Только школа дарила Жаку и Пьеру эти радости. Наверно, их привлекало в ней то, чего им не хватало дома, где бедность и невежество делали жизнь тягостной и однообразной, как бы наглухо закрытой со всех сторон. Нищета - это крепость без подъемного моста.
И все-таки дело обстояло не так просто, ибо Жак чувствовал себя несчастнейшим из людей, когда на каникулах, чтобы избавиться от непоседливого ребенка, бабушка отправляла его в летний лагерь в горы Заккар, в Милиану, где полсотни ребят и несколько воспитателей жили в школе, оснащенной дортуарами: они ели там досыта и спали в удобных, чистых постелях, играли или гуляли целыми днями под присмотром добрых медсестер, и несмотря на все это, когда наступал вечер и тьма стремительно ползла вверх по склонам, а в казарме неподалеку, среди безмолвия маленького городка, затерянного в горах за несколько десятков километров от по-настоящему людных мест, рожок начинал играть грустную мелодию вечерней зори, мальчик чувствовал, как его охватывает беспредельное отчаяние и из груди рвется беззвучный крик от тоски по бедному дому его детства.

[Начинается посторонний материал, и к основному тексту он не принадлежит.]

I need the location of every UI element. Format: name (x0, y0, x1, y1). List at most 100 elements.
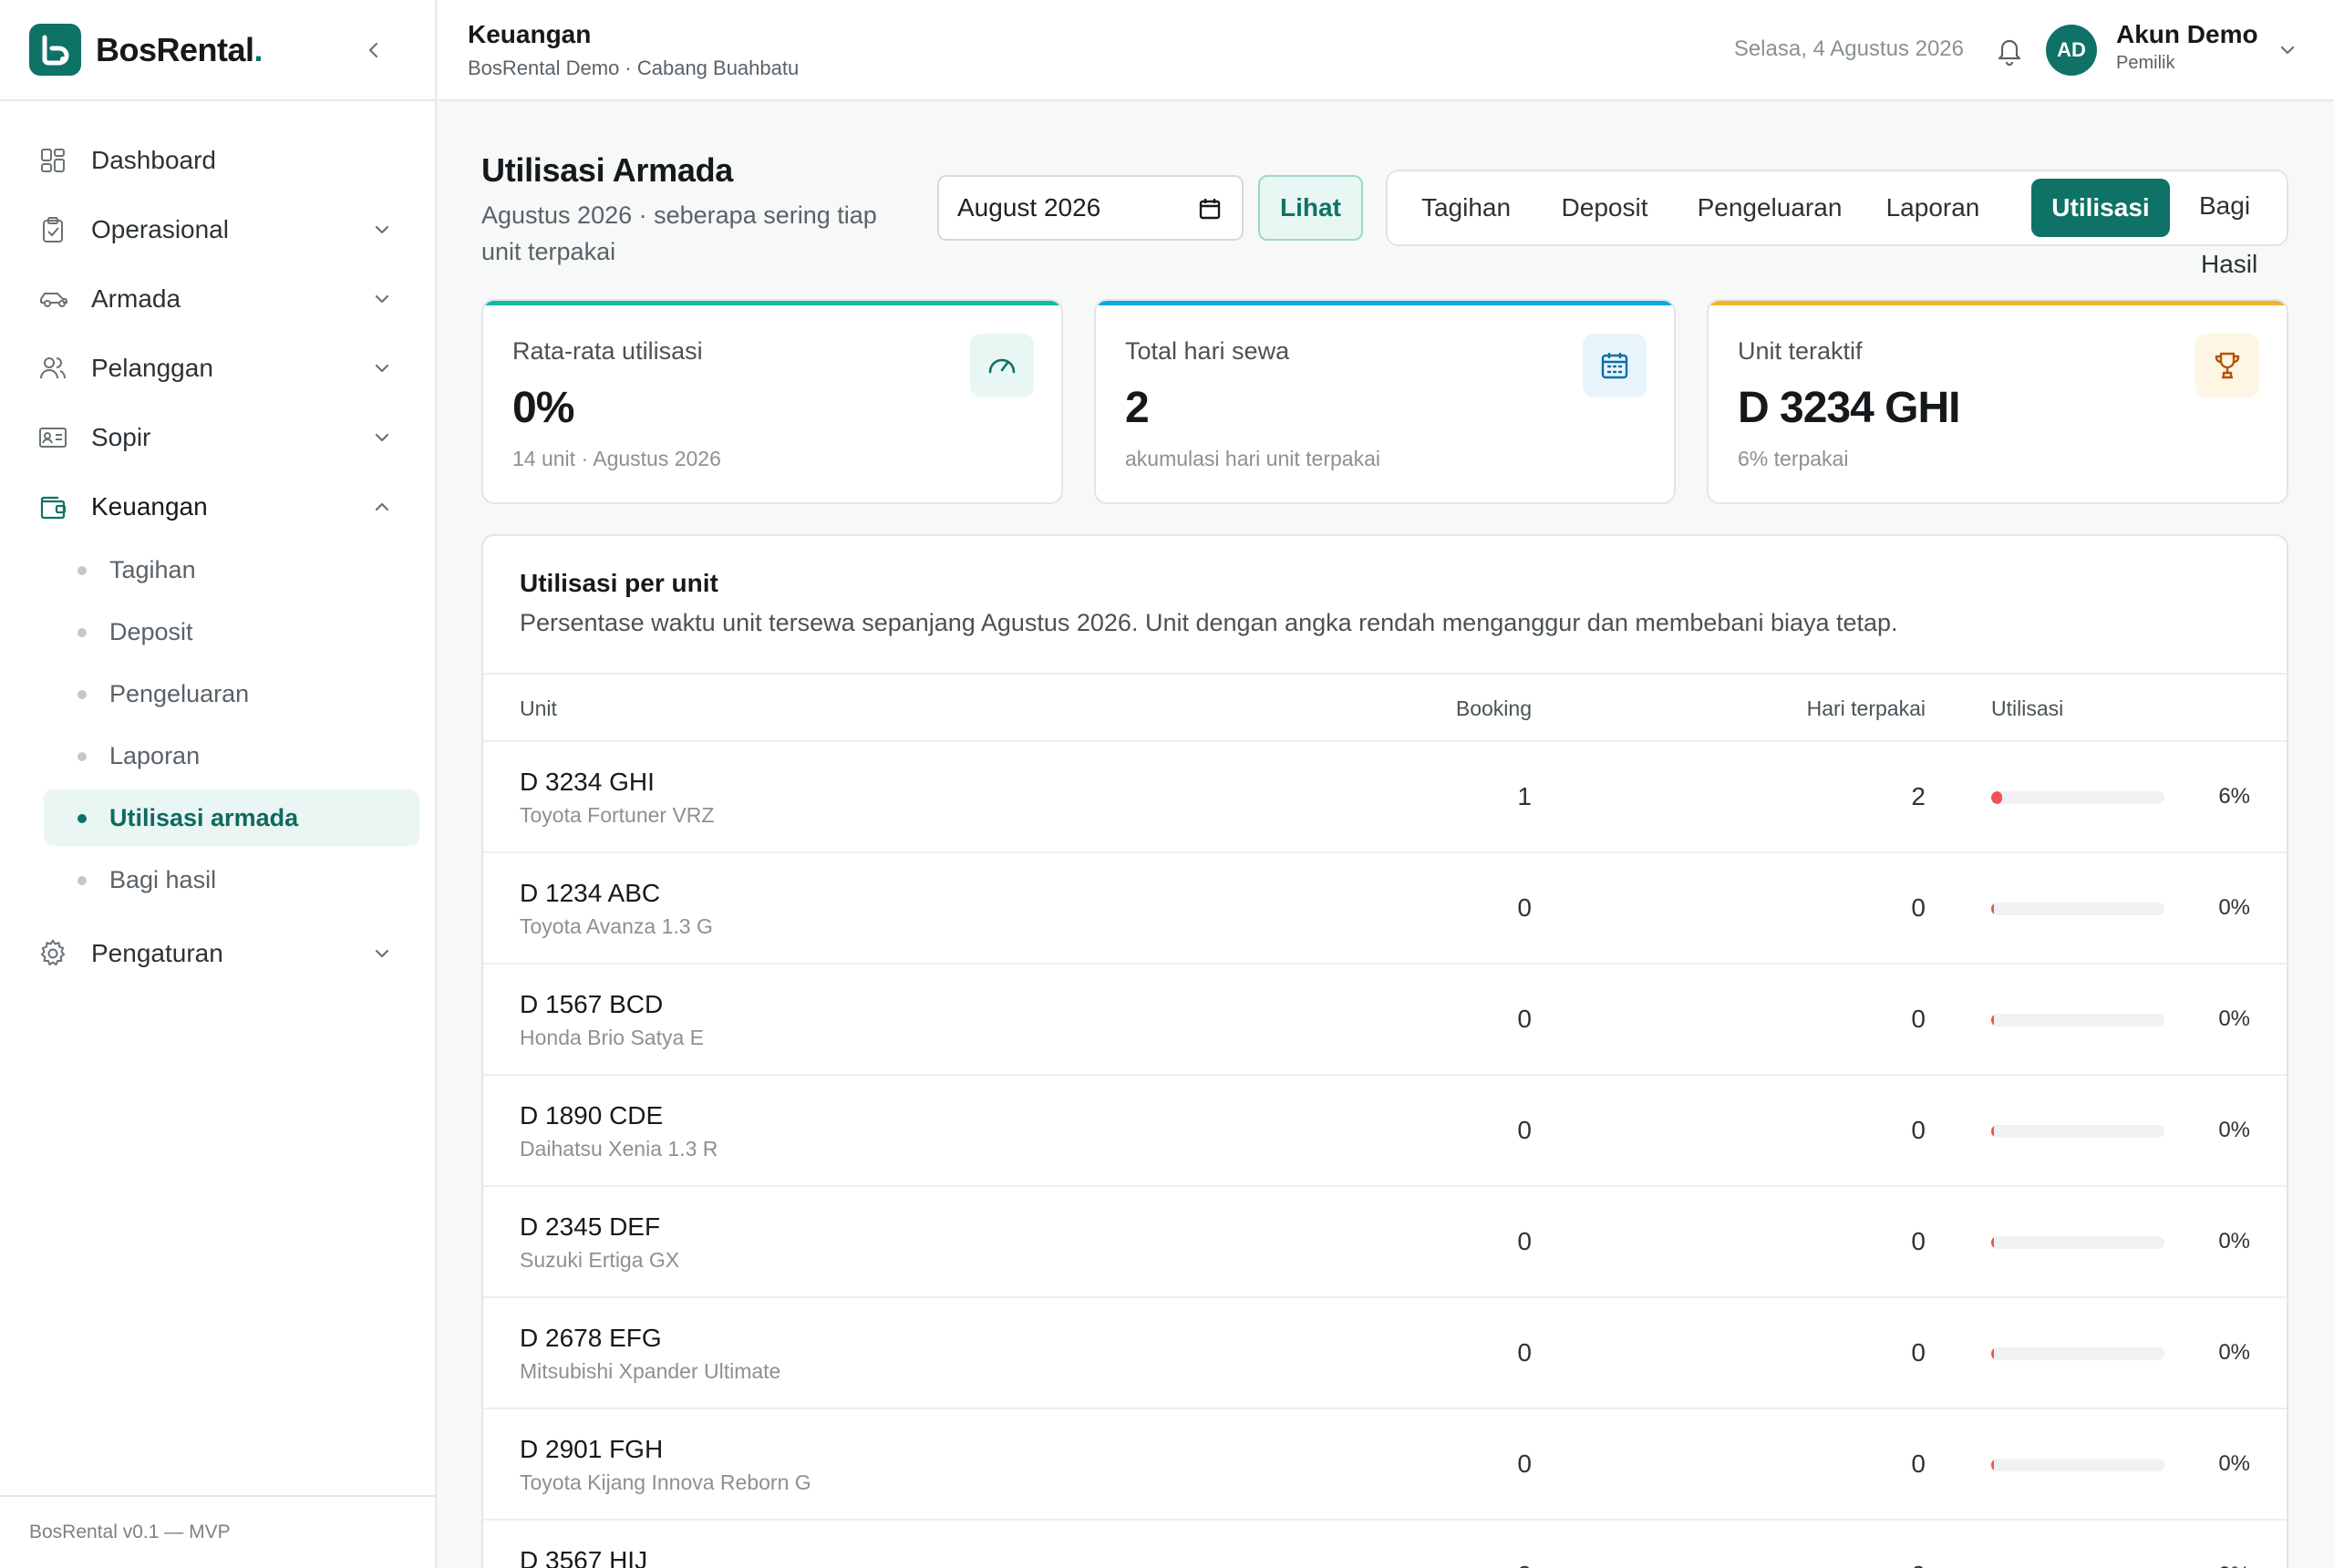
view-button[interactable]: Lihat (1258, 175, 1363, 241)
sidebar-subitem-label: Deposit (109, 617, 193, 645)
sidebar-subitem-pengeluaran[interactable]: Pengeluaran (44, 665, 419, 722)
sidebar-item-label: Operasional (91, 215, 229, 243)
chevron-down-icon (367, 354, 397, 383)
stat-card-total-rental-days: Total hari sewa 2 akumulasi hari unit te… (1094, 299, 1676, 504)
stat-value: D 3234 GHI (1738, 384, 1960, 432)
utilization-table-card: Utilisasi per unit Persentase waktu unit… (481, 534, 2288, 1568)
sidebar-item-pengaturan[interactable]: Pengaturan (0, 919, 435, 988)
table-header: Unit Booking Hari terpakai Utilisasi (483, 673, 2287, 742)
chevron-down-icon (367, 284, 397, 314)
sidebar-item-label: Armada (91, 284, 181, 313)
unit-model: Toyota Fortuner VRZ (520, 803, 715, 827)
column-header-utilisasi[interactable]: Utilisasi (1991, 696, 2063, 721)
stat-label: Total hari sewa (1125, 337, 1290, 365)
column-header-booking[interactable]: Booking (1456, 696, 1532, 721)
sidebar-nav: Dashboard Operasional Armada Pelanggan S… (0, 101, 435, 988)
tab-bagi-hasil[interactable]: Bagi (2199, 191, 2250, 221)
avatar[interactable]: AD (2046, 25, 2097, 76)
stat-value: 2 (1125, 384, 1150, 432)
sidebar-footer: BosRental v0.1 — MVP (0, 1495, 435, 1568)
chevron-down-icon[interactable] (2274, 36, 2301, 64)
utilization-bar (1991, 1236, 2164, 1249)
table-row[interactable]: D 2345 DEF Suzuki Ertiga GX 0 0 0% (483, 1187, 2287, 1298)
table-row[interactable]: D 1567 BCD Honda Brio Satya E 0 0 0% (483, 965, 2287, 1076)
table-row[interactable]: D 2901 FGH Toyota Kijang Innova Reborn G 0… (483, 1409, 2287, 1521)
table-title: Utilisasi per unit (520, 569, 718, 597)
sidebar-item-operasional[interactable]: Operasional (0, 195, 435, 264)
sidebar-item-label: Keuangan (91, 492, 208, 521)
tab-tagihan[interactable]: Tagihan (1406, 179, 1526, 237)
tab-utilisasi[interactable]: Utilisasi (2031, 179, 2170, 237)
utilization-percent: 0% (2218, 895, 2250, 920)
stat-card-average-utilization: Rata-rata utilisasi 0% 14 unit · Agustus… (481, 299, 1063, 504)
users-icon (36, 352, 69, 385)
unit-model: Toyota Kijang Innova Reborn G (520, 1470, 811, 1494)
calendar-icon (1583, 334, 1647, 397)
utilization-bar-fill (1991, 1125, 1994, 1138)
unit-model: Honda Brio Satya E (520, 1026, 705, 1049)
utilization-bar-fill (1991, 903, 1994, 915)
gear-icon (36, 937, 69, 970)
bullet-icon (77, 690, 87, 699)
grid-icon (36, 144, 69, 177)
bullet-icon (77, 876, 87, 885)
collapse-sidebar-icon[interactable] (358, 35, 389, 66)
days-used: 0 (1911, 893, 1926, 922)
sidebar-item-sopir[interactable]: Sopir (0, 403, 435, 472)
stat-note: 14 unit · Agustus 2026 (512, 447, 721, 470)
sidebar-subitem-deposit[interactable]: Deposit (44, 603, 419, 660)
sidebar-item-armada[interactable]: Armada (0, 264, 435, 334)
days-used: 0 (1911, 1449, 1926, 1478)
table-row[interactable]: D 3567 HIJ 0 0 0% (483, 1521, 2287, 1568)
utilization-percent: 0% (2218, 1340, 2250, 1365)
unit-plate: D 3234 GHI (520, 768, 655, 796)
sidebar-item-keuangan[interactable]: Keuangan (0, 472, 435, 542)
clipboard-icon (36, 213, 69, 246)
stat-note: akumulasi hari unit terpakai (1125, 447, 1380, 470)
days-used: 0 (1911, 1338, 1926, 1367)
brand-logo-icon[interactable] (29, 24, 81, 76)
wallet-icon (36, 490, 69, 523)
header-date: Selasa, 4 Agustus 2026 (1733, 36, 1964, 61)
sidebar-item-dashboard[interactable]: Dashboard (0, 126, 435, 195)
column-header-hari-terpakai[interactable]: Hari terpakai (1807, 696, 1926, 721)
month-picker-input[interactable]: August 2026 (937, 175, 1244, 241)
sidebar-subitem-utilisasi-armada[interactable]: Utilisasi armada (44, 789, 419, 846)
id-card-icon (36, 421, 69, 454)
table-row[interactable]: D 2678 EFG Mitsubishi Xpander Ultimate 0 0 0… (483, 1298, 2287, 1409)
stat-label: Rata-rata utilisasi (512, 337, 703, 365)
booking-count: 0 (1517, 1561, 1532, 1568)
utilization-percent: 0% (2218, 1563, 2250, 1568)
tab-bagi-hasil-line2[interactable]: Hasil (2201, 250, 2257, 279)
bullet-icon (77, 814, 87, 823)
booking-count: 0 (1517, 893, 1532, 922)
calendar-picker-icon[interactable] (1196, 195, 1224, 222)
sidebar-subitem-laporan[interactable]: Laporan (44, 727, 419, 784)
keuangan-submenu: Tagihan Deposit Pengeluaran Laporan Util… (0, 542, 435, 919)
tab-pengeluaran[interactable]: Pengeluaran (1687, 179, 1853, 237)
days-used: 0 (1911, 1116, 1926, 1144)
table-row[interactable]: D 3234 GHI Toyota Fortuner VRZ 1 2 6% (483, 742, 2287, 853)
sidebar-subitem-bagi-hasil[interactable]: Bagi hasil (44, 851, 419, 908)
unit-plate: D 1234 ABC (520, 879, 661, 907)
tab-deposit[interactable]: Deposit (1544, 179, 1665, 237)
utilization-bar-fill (1991, 1236, 1994, 1249)
column-header-unit[interactable]: Unit (520, 696, 557, 721)
booking-count: 0 (1517, 1227, 1532, 1255)
tab-laporan[interactable]: Laporan (1874, 179, 1991, 237)
unit-plate: D 1890 CDE (520, 1101, 664, 1130)
table-row[interactable]: D 1234 ABC Toyota Avanza 1.3 G 0 0 0% (483, 853, 2287, 965)
sidebar-item-pelanggan[interactable]: Pelanggan (0, 334, 435, 403)
sidebar-subitem-tagihan[interactable]: Tagihan (44, 542, 419, 598)
user-name[interactable]: Akun Demo (2116, 20, 2258, 49)
booking-count: 0 (1517, 1449, 1532, 1478)
header-subtitle: BosRental Demo · Cabang Buahbatu (468, 57, 800, 79)
bullet-icon (77, 566, 87, 575)
table-row[interactable]: D 1890 CDE Daihatsu Xenia 1.3 R 0 0 0% (483, 1076, 2287, 1187)
bell-icon[interactable] (1991, 33, 2028, 69)
unit-model: Suzuki Ertiga GX (520, 1248, 680, 1272)
booking-count: 1 (1517, 782, 1532, 810)
utilization-percent: 0% (2218, 1229, 2250, 1253)
unit-plate: D 1567 BCD (520, 990, 664, 1018)
sidebar: BosRental. Dashboard Operasional Armada (0, 0, 437, 1568)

Нет, школа была для них не просто бегством от домашней жизни. Уроки мсье Бернара утоляли в них жажду, свойственную ребенку в большей степени, чем взрослому, - жажду открытий. В младших классах их, конечно, тоже учили многому, но примерно тем же способом, каким откармливают гусей. Им предлагали уже готовый корм и требовали его проглотить. Попав к мсье Жермену, они впервые почувствовали, что существуют самостоятельно и им оказывают высочайшее уважение: считают их достойными познавать мир. Больше того, учитель не ограничивался одним лишь обучением, за которое ему платили жалование, он запросто допускал их в свою частную жизнь, проживал ее вместе с ними, рассказывал о своем детстве и о детстве знакомых ему людей, делился своими мнениями, при этом не посвящая их полностью в свой образ мыслей, потому что был, к примеру, антиклерикалом, как и многие его коллеги, но никогда не говорил в классе ни слова против религии или других вещей, которые могли быть предметом выбора или убеждений, зато с удвоенной силой осуждал то, что было однозначно для всех: воровство, доносительство, непорядочность.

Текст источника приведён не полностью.